Am beliebtesten sind Wetten auf Fußball, wo drei Viertel aller Einsätze platziert werden. 3,8 Milliarden Euro setzt die Sportwetten-Branche heuer in Österreich um. Die Onlineanbieter befinden sich dabei im Vormarsch. Und in den vergangenen Jahren drängten auch immer mehr Unternehmen aus Asien auf den Markt.

Herr K. verschickt die Ergebnisse

In einem Stadion im Süden Wiens sitzt Herr K. Über eine spezielle Handysoftware notiert er Tore, Ausschlüsse und andere Besonderheiten und schickt sie laufend an seinen Auftraggeber, die Grazer Firma Runningball, weiter. „Die 50 Euro pro Partie sind relativ leicht verdientes Geld“, sagt er.

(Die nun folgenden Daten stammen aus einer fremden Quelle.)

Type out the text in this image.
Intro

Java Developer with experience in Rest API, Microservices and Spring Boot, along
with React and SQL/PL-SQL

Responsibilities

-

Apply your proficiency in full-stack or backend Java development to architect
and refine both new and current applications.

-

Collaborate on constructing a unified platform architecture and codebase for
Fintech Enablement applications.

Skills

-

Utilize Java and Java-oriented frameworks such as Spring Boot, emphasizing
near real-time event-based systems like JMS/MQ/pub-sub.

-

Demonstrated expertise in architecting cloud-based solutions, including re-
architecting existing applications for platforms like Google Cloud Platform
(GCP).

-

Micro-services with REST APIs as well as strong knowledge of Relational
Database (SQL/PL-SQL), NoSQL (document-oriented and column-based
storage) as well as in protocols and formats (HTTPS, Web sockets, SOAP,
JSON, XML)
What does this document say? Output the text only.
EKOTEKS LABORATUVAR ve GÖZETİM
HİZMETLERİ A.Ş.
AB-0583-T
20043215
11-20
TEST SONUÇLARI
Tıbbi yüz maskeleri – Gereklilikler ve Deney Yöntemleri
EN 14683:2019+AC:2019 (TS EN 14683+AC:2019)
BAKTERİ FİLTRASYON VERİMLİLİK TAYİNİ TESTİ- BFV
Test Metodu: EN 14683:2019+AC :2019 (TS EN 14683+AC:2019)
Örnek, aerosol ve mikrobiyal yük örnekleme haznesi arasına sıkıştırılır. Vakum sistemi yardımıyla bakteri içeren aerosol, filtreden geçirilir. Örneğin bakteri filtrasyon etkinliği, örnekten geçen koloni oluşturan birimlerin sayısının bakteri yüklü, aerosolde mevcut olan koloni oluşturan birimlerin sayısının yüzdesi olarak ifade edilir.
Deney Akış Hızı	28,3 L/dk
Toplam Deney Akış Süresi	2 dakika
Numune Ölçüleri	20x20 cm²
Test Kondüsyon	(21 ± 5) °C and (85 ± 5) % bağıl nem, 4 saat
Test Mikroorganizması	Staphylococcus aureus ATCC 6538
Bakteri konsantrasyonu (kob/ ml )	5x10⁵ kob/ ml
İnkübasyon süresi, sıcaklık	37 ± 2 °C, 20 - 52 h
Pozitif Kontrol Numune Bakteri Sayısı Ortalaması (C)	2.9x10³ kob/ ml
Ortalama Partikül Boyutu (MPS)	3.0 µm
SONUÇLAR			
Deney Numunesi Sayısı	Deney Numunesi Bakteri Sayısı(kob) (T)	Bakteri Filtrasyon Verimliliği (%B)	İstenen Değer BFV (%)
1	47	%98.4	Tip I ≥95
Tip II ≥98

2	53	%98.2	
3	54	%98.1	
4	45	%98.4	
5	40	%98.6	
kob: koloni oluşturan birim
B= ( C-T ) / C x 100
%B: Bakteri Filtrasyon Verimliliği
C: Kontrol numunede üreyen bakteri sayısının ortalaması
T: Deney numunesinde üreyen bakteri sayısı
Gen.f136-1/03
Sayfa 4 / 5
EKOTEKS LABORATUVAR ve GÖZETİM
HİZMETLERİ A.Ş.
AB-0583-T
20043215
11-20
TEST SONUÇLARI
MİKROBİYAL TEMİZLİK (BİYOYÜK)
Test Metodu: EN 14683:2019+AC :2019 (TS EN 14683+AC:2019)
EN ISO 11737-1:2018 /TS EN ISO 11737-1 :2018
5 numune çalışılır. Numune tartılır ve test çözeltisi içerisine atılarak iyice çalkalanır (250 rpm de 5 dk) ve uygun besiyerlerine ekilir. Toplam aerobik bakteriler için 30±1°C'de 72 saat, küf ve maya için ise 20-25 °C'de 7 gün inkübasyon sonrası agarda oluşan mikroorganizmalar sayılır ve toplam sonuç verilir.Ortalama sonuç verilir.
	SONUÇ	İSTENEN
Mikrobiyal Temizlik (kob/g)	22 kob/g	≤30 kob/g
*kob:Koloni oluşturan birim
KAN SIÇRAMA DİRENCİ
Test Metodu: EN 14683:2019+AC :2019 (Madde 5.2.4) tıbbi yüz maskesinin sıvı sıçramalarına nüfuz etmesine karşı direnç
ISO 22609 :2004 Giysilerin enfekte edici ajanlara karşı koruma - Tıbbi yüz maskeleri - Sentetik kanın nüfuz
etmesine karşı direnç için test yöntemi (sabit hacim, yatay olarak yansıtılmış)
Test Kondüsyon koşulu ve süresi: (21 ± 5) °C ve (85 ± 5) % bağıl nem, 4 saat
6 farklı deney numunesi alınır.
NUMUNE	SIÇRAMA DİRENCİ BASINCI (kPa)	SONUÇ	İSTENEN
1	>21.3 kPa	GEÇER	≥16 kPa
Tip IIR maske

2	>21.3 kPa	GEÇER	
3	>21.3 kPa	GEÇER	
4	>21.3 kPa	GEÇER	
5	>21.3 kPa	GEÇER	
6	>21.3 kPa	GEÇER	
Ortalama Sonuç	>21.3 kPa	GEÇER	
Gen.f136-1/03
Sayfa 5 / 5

Runningball verkauft die Daten an Wettanbieter aus aller Welt weiter. Ins Blickfeld geriet das Unternehmen, als die Grazer Staatsanwaltschaft vergangene Woche in die Büroräumlichkeiten zur Hausdurchsuchung anrückte. Die Geschäftsführung beteuert, mit dem Wettskandal nichts zu tun haben.

Nachdem heutzutage auf bereits laufende Spiele noch diverse Wetten abgegeben werden können, spielt der Faktor Informationsübermittlung für die Buchmacher eine entscheidende Rolle. „Wenn ein Kunde die Information über ein Tor oder eine Rote Karte vor mir hat, macht er todsicher einen Wettgewinn“, erklärt Werner Reinwald, Buchmacher beim Online-Wettanbieter Interwetten.com. Wird zum Beispiel ein Kicker ausgeschlossen, könnten Zocker schnell auf eine Rote Karte setzen, bevor der Buchmacher von dem Ereignis erfährt.

Reinwalds Unternehmen bietet daher nur Livewetten zu Events an, bei denen es auch Fernsehbilder gibt. Gibt es zu einem Ereignis keine TV-Bilder, kommen Leute wie Herr K. ins Spiel. Dienstleister wie Runningball versorgen die Buchmacher mit den nötigen Informationen, damit diese eine Wette anbieten können. Dass der eine oder andere Kunde manchmal schneller zu Informationen kommt und diese in einen Wettgewinn ummünzt, haben die Buchmacher dabei einkalkuliert.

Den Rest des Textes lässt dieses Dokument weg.